Yılanın gözlerinde sadece ilgisizlik ve açgözlülük vardı ve bu da Yurtrus’un umutsuzluğa kapılmasına neden oldu.
……
*Gümbürtü!* Gruumsh’un ilahi krallığında güçlü şimşek aniden durdu ve öfkeyle kükredi.
“Ne oldu?” Mystra ve Tyr şaşkınlıkla ileriye baktılar ve korkunç bir sahnenin ortaya çıkmasını izlediler.

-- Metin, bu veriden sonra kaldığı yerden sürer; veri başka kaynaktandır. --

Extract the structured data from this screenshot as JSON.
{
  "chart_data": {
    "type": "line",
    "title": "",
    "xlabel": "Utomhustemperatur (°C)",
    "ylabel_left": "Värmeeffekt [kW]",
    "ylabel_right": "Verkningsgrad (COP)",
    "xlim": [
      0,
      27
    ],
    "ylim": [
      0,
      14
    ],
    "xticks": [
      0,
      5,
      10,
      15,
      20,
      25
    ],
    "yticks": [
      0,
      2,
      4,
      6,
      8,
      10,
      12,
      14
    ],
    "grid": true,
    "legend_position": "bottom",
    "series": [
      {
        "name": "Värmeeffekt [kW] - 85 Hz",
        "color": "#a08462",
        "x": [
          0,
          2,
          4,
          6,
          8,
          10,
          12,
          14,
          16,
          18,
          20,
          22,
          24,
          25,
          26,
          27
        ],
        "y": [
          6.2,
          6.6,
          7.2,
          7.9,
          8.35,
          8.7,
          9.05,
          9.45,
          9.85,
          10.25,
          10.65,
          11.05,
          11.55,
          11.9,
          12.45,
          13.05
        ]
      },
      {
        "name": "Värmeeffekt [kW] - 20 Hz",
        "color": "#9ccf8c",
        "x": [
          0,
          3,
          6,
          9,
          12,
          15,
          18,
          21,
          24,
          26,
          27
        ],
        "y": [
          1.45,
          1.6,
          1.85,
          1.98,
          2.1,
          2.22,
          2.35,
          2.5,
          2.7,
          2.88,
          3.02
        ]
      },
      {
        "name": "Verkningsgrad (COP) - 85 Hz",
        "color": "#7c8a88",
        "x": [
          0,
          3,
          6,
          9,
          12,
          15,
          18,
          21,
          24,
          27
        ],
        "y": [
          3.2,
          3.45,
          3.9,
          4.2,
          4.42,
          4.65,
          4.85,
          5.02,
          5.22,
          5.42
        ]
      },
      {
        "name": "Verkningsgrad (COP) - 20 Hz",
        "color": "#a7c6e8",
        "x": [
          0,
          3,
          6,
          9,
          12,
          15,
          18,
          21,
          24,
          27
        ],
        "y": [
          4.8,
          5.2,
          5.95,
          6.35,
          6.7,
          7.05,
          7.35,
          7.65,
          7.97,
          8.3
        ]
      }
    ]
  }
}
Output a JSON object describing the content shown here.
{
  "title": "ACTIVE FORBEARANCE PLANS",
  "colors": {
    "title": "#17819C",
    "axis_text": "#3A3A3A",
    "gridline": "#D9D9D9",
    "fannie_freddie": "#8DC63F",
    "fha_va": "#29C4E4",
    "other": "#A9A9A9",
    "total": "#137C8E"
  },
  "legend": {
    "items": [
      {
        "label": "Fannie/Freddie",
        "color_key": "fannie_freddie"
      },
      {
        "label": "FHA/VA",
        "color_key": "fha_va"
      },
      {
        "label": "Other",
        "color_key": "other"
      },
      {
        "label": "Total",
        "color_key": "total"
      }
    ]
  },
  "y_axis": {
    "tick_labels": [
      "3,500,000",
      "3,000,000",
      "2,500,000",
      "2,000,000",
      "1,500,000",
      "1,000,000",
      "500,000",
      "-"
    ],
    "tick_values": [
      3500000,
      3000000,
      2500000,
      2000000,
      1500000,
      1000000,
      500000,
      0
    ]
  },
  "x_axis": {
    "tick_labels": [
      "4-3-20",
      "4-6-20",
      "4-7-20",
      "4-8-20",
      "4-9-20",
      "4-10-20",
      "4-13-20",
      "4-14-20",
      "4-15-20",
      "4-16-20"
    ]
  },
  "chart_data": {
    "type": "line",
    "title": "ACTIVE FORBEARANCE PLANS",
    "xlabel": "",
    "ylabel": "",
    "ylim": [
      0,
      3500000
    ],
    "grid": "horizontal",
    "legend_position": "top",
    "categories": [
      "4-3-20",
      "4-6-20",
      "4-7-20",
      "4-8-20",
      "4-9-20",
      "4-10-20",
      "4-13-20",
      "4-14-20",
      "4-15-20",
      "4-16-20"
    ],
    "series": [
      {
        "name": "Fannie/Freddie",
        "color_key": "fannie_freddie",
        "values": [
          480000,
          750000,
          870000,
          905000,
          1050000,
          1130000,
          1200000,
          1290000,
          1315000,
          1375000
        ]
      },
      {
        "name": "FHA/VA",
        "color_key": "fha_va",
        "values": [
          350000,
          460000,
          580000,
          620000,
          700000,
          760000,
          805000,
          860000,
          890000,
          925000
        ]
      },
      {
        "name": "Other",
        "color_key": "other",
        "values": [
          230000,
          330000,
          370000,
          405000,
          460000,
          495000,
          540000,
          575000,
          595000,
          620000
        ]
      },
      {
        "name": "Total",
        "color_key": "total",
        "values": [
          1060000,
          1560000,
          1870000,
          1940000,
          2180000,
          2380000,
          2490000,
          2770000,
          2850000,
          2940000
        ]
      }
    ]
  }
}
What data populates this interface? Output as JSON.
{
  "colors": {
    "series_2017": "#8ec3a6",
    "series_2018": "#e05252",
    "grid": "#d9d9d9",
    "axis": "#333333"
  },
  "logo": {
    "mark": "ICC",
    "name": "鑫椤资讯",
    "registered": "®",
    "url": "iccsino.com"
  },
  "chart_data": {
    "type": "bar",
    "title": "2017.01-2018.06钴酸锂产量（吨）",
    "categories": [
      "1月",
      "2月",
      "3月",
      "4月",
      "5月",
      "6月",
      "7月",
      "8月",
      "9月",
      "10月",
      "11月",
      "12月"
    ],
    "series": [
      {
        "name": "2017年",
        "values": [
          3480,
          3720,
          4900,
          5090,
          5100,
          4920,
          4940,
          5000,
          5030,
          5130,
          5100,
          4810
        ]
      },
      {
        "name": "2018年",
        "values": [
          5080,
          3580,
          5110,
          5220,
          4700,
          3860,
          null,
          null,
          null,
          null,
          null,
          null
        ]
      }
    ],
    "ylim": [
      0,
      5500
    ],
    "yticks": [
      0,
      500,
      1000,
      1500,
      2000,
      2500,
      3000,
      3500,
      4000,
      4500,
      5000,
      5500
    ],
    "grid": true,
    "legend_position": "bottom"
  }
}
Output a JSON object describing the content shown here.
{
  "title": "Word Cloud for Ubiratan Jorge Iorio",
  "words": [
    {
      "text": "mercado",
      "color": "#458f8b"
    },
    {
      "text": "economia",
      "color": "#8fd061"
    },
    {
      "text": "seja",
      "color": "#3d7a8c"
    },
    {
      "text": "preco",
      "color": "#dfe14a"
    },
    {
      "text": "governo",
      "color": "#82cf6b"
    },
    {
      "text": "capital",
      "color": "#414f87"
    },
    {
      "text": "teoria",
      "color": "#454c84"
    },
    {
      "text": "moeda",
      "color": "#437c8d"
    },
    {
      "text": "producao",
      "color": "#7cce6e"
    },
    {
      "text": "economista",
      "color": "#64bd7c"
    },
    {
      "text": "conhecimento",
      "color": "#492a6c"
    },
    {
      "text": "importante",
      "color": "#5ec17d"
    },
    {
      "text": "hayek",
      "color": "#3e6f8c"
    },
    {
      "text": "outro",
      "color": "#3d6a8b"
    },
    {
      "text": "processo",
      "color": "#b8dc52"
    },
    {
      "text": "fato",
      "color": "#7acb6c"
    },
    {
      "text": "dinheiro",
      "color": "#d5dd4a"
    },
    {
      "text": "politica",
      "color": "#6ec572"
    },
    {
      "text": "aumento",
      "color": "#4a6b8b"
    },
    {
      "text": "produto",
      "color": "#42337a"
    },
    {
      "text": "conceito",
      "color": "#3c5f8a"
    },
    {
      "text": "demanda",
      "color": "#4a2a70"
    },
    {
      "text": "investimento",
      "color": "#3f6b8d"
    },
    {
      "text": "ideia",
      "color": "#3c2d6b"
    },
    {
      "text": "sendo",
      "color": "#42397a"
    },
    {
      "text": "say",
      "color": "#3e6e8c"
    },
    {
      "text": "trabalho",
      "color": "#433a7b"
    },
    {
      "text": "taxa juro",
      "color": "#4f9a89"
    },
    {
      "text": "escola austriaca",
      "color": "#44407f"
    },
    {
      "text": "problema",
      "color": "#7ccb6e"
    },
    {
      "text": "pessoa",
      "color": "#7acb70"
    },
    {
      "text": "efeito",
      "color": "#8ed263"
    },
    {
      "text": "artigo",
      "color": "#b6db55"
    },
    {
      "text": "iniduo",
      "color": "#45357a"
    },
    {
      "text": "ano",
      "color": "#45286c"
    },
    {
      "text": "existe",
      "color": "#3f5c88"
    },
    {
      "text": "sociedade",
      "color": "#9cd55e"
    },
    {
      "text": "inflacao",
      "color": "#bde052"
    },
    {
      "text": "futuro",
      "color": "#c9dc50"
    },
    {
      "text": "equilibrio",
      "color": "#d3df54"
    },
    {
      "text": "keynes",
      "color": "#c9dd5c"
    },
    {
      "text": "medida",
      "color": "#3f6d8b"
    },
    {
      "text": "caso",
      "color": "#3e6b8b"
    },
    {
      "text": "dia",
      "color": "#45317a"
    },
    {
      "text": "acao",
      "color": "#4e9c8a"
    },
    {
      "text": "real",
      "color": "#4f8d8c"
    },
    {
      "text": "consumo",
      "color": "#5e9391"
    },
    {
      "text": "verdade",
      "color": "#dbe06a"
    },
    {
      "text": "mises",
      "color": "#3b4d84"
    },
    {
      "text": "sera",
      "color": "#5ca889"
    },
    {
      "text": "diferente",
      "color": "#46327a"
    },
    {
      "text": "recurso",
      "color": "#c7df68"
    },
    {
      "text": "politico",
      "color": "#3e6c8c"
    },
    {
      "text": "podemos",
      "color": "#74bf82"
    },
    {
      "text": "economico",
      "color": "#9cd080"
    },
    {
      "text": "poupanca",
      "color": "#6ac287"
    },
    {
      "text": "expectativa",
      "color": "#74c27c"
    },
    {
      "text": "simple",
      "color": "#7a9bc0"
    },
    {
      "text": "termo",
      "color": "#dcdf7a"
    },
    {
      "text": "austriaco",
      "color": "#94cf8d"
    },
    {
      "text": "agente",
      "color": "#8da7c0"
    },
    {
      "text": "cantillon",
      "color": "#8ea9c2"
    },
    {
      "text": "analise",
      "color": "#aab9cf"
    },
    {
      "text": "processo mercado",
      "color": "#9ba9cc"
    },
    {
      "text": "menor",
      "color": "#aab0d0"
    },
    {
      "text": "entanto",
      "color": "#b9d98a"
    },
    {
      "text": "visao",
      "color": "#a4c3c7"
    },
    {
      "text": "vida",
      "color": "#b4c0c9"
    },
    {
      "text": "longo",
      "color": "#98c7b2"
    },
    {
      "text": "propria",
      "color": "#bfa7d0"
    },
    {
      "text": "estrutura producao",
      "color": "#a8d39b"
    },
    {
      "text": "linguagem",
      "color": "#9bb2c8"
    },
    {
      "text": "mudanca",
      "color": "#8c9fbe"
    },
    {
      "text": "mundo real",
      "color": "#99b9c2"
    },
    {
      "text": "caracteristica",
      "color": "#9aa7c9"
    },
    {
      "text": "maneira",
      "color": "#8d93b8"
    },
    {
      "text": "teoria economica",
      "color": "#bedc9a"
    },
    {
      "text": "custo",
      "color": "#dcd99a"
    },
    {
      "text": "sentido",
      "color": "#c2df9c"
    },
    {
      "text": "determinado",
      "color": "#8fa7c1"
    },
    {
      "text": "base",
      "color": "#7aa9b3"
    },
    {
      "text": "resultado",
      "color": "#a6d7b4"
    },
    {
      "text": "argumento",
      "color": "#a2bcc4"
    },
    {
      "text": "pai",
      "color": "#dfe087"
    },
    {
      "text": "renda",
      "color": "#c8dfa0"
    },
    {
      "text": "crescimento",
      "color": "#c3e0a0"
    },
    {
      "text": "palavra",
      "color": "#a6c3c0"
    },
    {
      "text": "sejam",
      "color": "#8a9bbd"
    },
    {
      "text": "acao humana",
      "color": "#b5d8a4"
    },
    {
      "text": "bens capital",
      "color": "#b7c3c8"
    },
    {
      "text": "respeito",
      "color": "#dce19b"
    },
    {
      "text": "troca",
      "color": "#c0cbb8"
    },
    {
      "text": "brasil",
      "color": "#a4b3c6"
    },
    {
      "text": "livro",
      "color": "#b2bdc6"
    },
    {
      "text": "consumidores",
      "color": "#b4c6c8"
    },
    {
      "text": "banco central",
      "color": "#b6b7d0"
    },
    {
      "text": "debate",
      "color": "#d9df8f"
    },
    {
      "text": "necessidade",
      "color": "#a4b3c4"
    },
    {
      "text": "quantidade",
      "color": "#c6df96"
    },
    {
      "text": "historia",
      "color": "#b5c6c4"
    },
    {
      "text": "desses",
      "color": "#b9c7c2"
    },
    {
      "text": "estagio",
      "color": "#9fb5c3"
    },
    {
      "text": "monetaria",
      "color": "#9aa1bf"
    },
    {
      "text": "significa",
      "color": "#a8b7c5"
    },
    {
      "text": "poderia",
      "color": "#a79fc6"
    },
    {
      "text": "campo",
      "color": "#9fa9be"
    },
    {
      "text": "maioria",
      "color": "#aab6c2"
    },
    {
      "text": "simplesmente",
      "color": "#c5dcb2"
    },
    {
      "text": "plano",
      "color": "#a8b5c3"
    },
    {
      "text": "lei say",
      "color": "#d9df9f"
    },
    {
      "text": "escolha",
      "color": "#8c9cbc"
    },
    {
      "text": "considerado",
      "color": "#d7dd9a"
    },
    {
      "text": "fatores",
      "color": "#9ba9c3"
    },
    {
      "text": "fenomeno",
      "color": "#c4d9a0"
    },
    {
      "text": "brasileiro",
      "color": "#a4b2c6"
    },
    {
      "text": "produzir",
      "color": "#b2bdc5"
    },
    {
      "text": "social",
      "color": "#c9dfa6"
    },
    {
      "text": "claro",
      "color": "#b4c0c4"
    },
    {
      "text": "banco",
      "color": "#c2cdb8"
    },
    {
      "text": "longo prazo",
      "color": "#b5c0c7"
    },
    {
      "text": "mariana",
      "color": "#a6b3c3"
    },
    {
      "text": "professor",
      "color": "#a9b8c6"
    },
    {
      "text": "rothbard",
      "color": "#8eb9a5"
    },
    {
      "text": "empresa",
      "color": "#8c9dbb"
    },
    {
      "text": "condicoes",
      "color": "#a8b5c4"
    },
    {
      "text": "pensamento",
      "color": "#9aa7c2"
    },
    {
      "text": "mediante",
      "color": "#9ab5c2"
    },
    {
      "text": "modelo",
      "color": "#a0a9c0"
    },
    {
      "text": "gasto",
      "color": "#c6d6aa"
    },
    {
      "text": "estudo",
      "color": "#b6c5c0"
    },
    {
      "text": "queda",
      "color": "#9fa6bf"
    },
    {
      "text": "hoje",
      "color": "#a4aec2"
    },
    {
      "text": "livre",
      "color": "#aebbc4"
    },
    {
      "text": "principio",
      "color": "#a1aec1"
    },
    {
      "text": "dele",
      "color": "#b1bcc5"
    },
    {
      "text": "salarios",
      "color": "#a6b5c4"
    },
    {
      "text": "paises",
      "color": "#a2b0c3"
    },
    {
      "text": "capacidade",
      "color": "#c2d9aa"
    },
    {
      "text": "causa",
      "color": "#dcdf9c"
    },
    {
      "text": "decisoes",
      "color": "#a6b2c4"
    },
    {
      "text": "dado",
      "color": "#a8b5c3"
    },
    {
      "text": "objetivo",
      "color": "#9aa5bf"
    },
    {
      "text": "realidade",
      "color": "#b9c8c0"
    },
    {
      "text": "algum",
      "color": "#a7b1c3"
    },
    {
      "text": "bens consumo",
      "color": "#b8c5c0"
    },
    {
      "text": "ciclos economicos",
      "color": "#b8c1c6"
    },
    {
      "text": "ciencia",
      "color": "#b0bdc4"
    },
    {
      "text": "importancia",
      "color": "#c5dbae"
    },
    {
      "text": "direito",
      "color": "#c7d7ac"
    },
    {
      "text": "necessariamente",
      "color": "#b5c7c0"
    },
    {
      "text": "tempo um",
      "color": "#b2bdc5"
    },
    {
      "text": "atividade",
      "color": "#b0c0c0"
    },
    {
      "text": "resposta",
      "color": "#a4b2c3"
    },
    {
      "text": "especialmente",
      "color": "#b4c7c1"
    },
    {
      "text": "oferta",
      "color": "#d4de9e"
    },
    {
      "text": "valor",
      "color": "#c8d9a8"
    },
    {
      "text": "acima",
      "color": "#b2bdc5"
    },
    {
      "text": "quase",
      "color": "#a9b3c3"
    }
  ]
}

“Yurtrus… Seni lanet olası haşarat, domuzcuk, cehennemlerin piçi, aslında cüret ediyorsun…” Gruumsh kükredi, ama artık çok geçti. İlahi bir krallık, ork ovalarının içinde sönükleşti, boşluğun içine doğru ilerlerken bölgeyi terk etti ve karanlığa düştü. Yurtrus’un dilekçe sahipleri, uyarı yapılmadan öldükleri için ıstırap yükseldi ve diğer düzlemlerdeki rahipleri, tanrılarının büyüleri tarafından kesildiklerini keşfettiler.
Bunun tek bir anlamı olabilirdi: Ork Ölüm Tanrısı… Yurt… Düşmüştü!
“Katliam Tanrısı!” Mystra ve Tyr bu noktayı hemen anladılar, ancak sonucu değiştiremediler. Ork orduları sadece bir an için durdu ve eskisinden daha vahşi bir şekilde saldırmaya başladı!